I think that the probably reason why Microsoft resorted to such an action is because they realized that a majority of developers of websites have been "ignoring" non-Netscape browsers.

With Netscape sporting a Mozilla browser that means that a very large percentage of internet users will be using a Mozilla-based browser.

It's very common for me to go across a site's markup and find that the front-end-dev implements Netscape-specific tags.

Bottom line: yes, it is a bit "cheap" that Microsoft is implementing another vendor's User Agent String in IE, to get sites to render better on it, but I honestly think that they wouldn't have done it if the devs hadn't forgotten about the future of specification, and other browsers.

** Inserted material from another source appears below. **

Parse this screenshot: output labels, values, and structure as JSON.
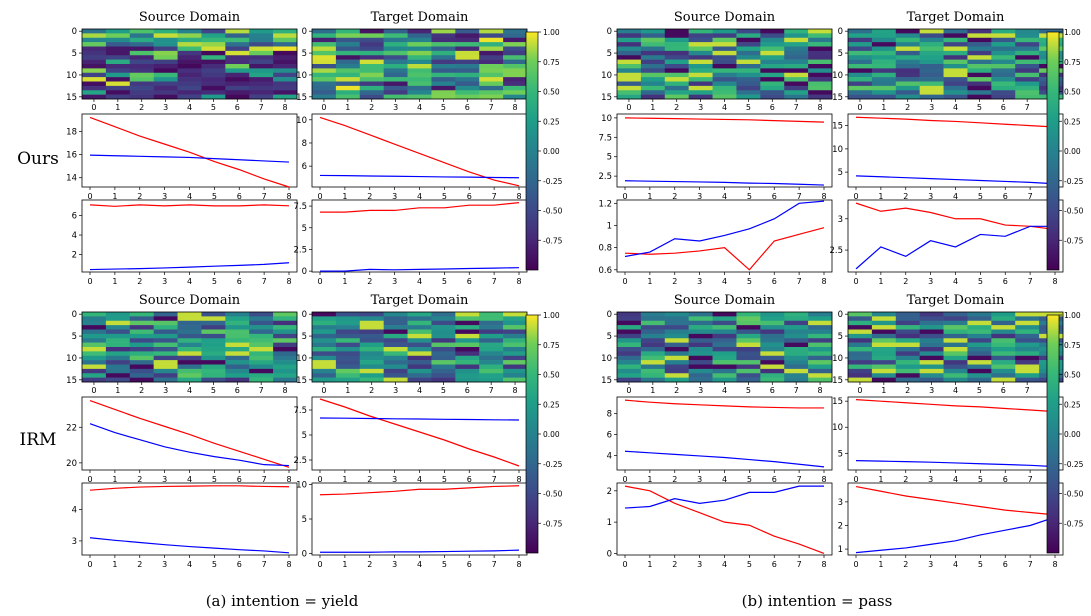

Microsoft is doing this to remain competitive.

-- 15+ years. Same Microsoft. No difference.

Joe Marini said on May 11, 2010

Hi everyone,

We've decided against adding support for the -webkit- prefix after hearing everyone's feedback.

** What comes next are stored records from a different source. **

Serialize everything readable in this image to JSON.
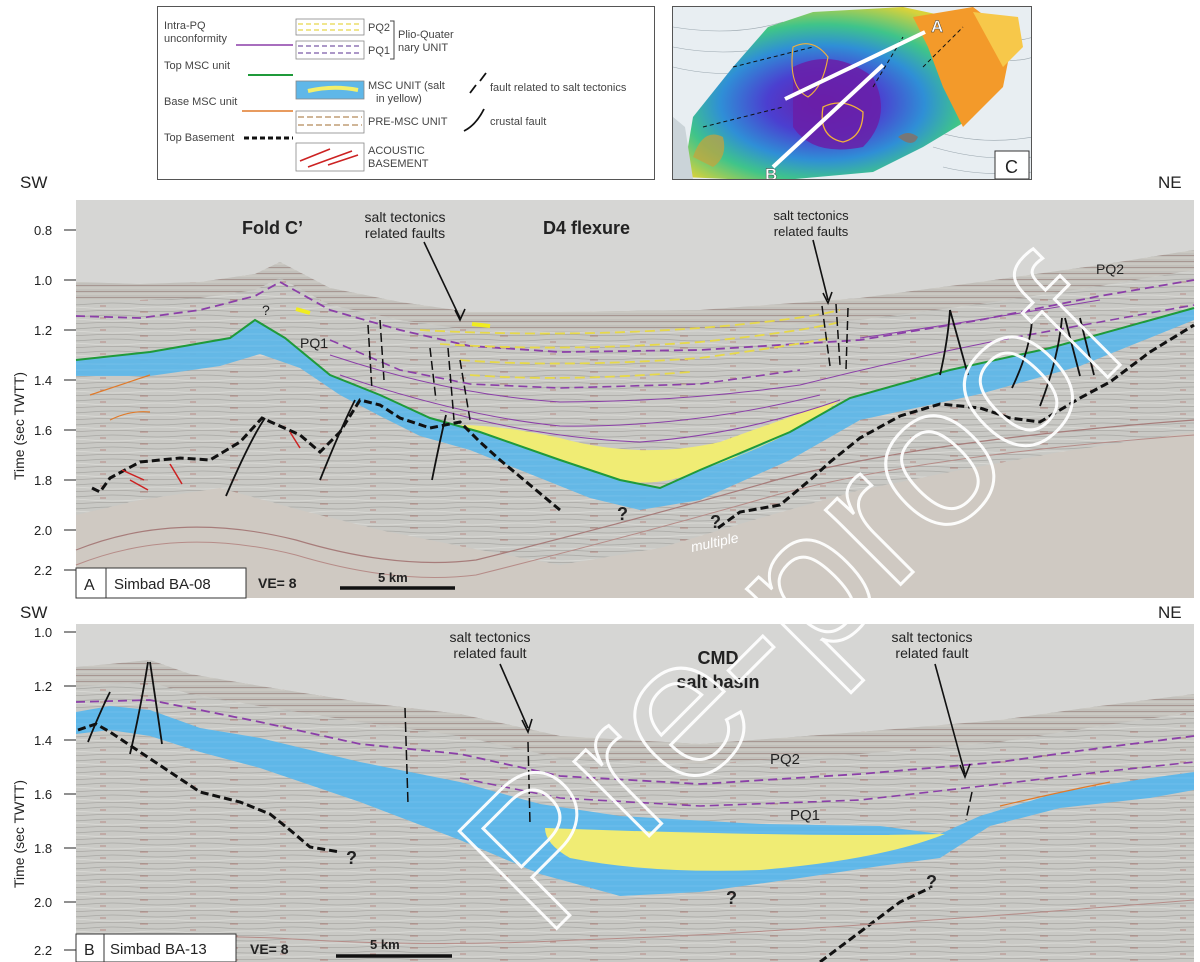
{
  "legend": {
    "left_labels": [
      {
        "text": "Intra-PQ",
        "color": "#444"
      },
      {
        "text": "unconformity",
        "color": "#444"
      },
      {
        "text": "Top MSC unit",
        "color": "#444"
      },
      {
        "text": "Base MSC unit",
        "color": "#444"
      },
      {
        "text": "Top Basement",
        "color": "#444"
      }
    ],
    "unit_labels": {
      "pq2": "PQ2",
      "pq1": "PQ1",
      "plio_1": "Plio-Quater",
      "plio_2": "nary UNIT",
      "msc_1": "MSC UNIT (salt",
      "msc_2": "in yellow)",
      "premsc": "PRE-MSC UNIT",
      "acoustic_1": "ACOUSTIC",
      "acoustic_2": "BASEMENT"
    },
    "fault_labels": {
      "salt": "fault related to salt tectonics",
      "crustal": "crustal fault"
    },
    "colors": {
      "intra_pq": "#8b3fa8",
      "top_msc": "#1f9a3a",
      "base_msc": "#e07a2a",
      "msc_fill": "#5fb7e8",
      "salt": "#f2ef6a",
      "pq2_line": "#e6d84a",
      "pq1_line": "#7b5aa6",
      "premsc_line": "#b58a5a",
      "basement_line": "#cc2222"
    }
  },
  "map": {
    "panel_letter": "C",
    "line_a": "A",
    "line_b": "B"
  },
  "section_a": {
    "sw": "SW",
    "ne": "NE",
    "axis_label": "Time (sec TWTT)",
    "ticks": [
      "0.8",
      "1.0",
      "1.2",
      "1.4",
      "1.6",
      "1.8",
      "2.0",
      "2.2"
    ],
    "annotations": {
      "fold": "Fold C’",
      "salt_faults_1a": "salt tectonics",
      "salt_faults_1b": "related faults",
      "flexure": "D4 flexure",
      "salt_faults_2a": "salt tectonics",
      "salt_faults_2b": "related faults",
      "pq2": "PQ2",
      "pq1": "PQ1",
      "q1": "?",
      "q2": "?",
      "q3": "?",
      "multiple": "multiple"
    },
    "panel_letter": "A",
    "line_name": "Simbad BA-08",
    "ve": "VE= 8",
    "scale": "5 km"
  },
  "section_b": {
    "sw": "SW",
    "ne": "NE",
    "axis_label": "Time (sec TWTT)",
    "ticks": [
      "1.0",
      "1.2",
      "1.4",
      "1.6",
      "1.8",
      "2.0",
      "2.2"
    ],
    "annotations": {
      "salt_fault_1a": "salt tectonics",
      "salt_fault_1b": "related fault",
      "basin_1": "CMD",
      "basin_2": "salt basin",
      "salt_fault_2a": "salt tectonics",
      "salt_fault_2b": "related fault",
      "pq2": "PQ2",
      "pq1": "PQ1",
      "q1": "?",
      "q2": "?",
      "q3": "?"
    },
    "panel_letter": "B",
    "line_name": "Simbad BA-13",
    "ve": "VE= 8",
    "scale": "5 km"
  },
  "watermark": "Pre-proof"
}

Thanks to all who weighed in on the issue. We've posted a follow-up on the IE Mobile blog for all who are interested.

Kyle said on May 11, 2010

By the way, Opera supports "opacity" now, they dropped the -o-opacity. Same goes for the border-radius. Only Mozilla and Webkit do this, which is silly. It's no different than the IE filters and transitions.

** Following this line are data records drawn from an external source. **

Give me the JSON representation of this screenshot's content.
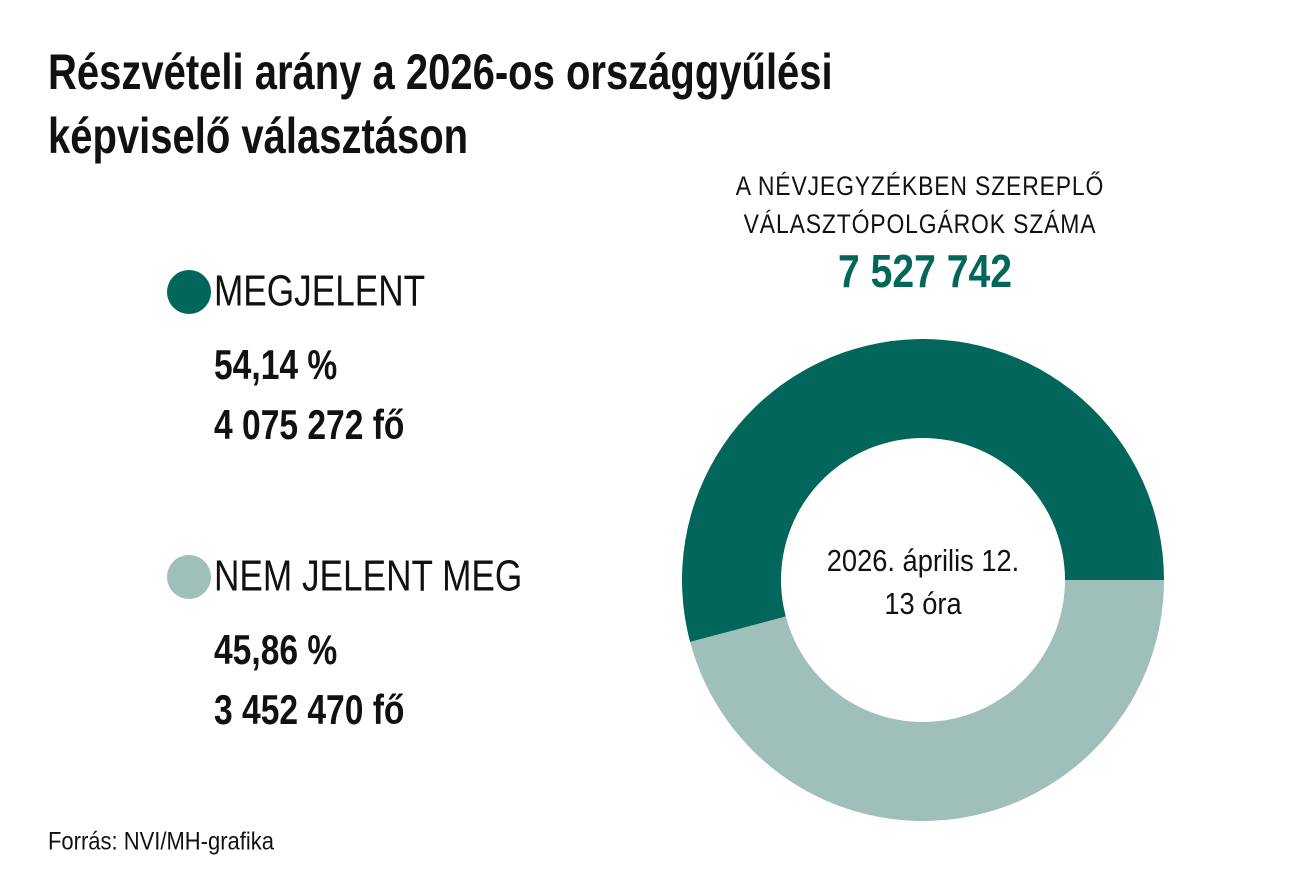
{
  "chart_data": {
    "type": "pie",
    "donut": true,
    "title": [
      "Részvételi arány a 2026-os országgyűlési",
      "képviselő választáson"
    ],
    "subtitle": [
      "A NÉVJEGYZÉKBEN  SZEREPLŐ",
      "VÁLASZTÓPOLGÁROK  SZÁMA"
    ],
    "total": 7527742,
    "total_label": "7 527 742",
    "categories": [
      "MEGJELENT",
      "NEM JELENT MEG"
    ],
    "values": [
      54.14,
      45.86
    ],
    "value_labels": [
      "54,14 %",
      "45,86 %"
    ],
    "counts": [
      4075272,
      3452470
    ],
    "count_labels": [
      "4 075 272 fő",
      "3 452 470 fő"
    ],
    "colors": [
      "#02665a",
      "#9fbfbb"
    ],
    "center_text": [
      "2026. április 12.",
      "13 óra"
    ],
    "source": "Forrás: NVI/MH-grafika"
  }
}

Matt Wilcox said on May 11, 2010

Nice work Joe, and thanks for listening and having a good sense of humour too :)

Joe Marini said on May 12, 2010

Thanks Matt. Proof positive that we do listen...

Ryan Cannon said on May 12, 2010

Isn't there a big risk of large-market browsers stagnating innovation of smaller browsers by doing this? An example:

  1. Browser I has 60% market share. Browser S has 5% market share.
  2. Browser S implements a selector, -s-cool-new-feature and everyone loves it.
  3. Browser S increases to 10% market share, Browser I decreases to 58% market share.
  4. Browser I implements the -s-cool-new-feature selector incorrectly, causing a browser-exploding bug.
  5. Web Developers have to remove -s-cool-new-feature because the it borks the vast majority of their users' browsers.

I think it's just bad form to do that.

A reader said on May 15, 2010

Completely offtopic, but is the software used on this website open source?

Tasarım said on May 18, 2010

I think it's getting out of control. I agree with Ryan Cannon on this. If it goes on like this, there will be so many prefixes for so many controls (border radius, opacity etc.), that designers won't be able to keep track of them soon tbh.

I'm just hoping that browsers will sometime start to obey basic css3 selectors all-together without the webkits, so that 10 years from now we won't have another case of IE6.

Wayne Renbjor said on May 26, 2010

I thought the point of standardization was to eliminate the need for -webkit-X and -moz-X why cant I just type X and it works in all browsers... MS should just quit the browser game and stick to making crappy OS's....

Kyle Mechler said on June 07, 2010

How far away are we from having browsers that are effectively media-types. Maintaining 5+ CSS files sounds daunting. Then again, if that were the case at least some reasonable group could take hold, let us write ONE, then it would be interpreted in to the other five, and ... wait.

This is a nightmare.

Joe said on June 10, 2010

come on people.. are you still use IE?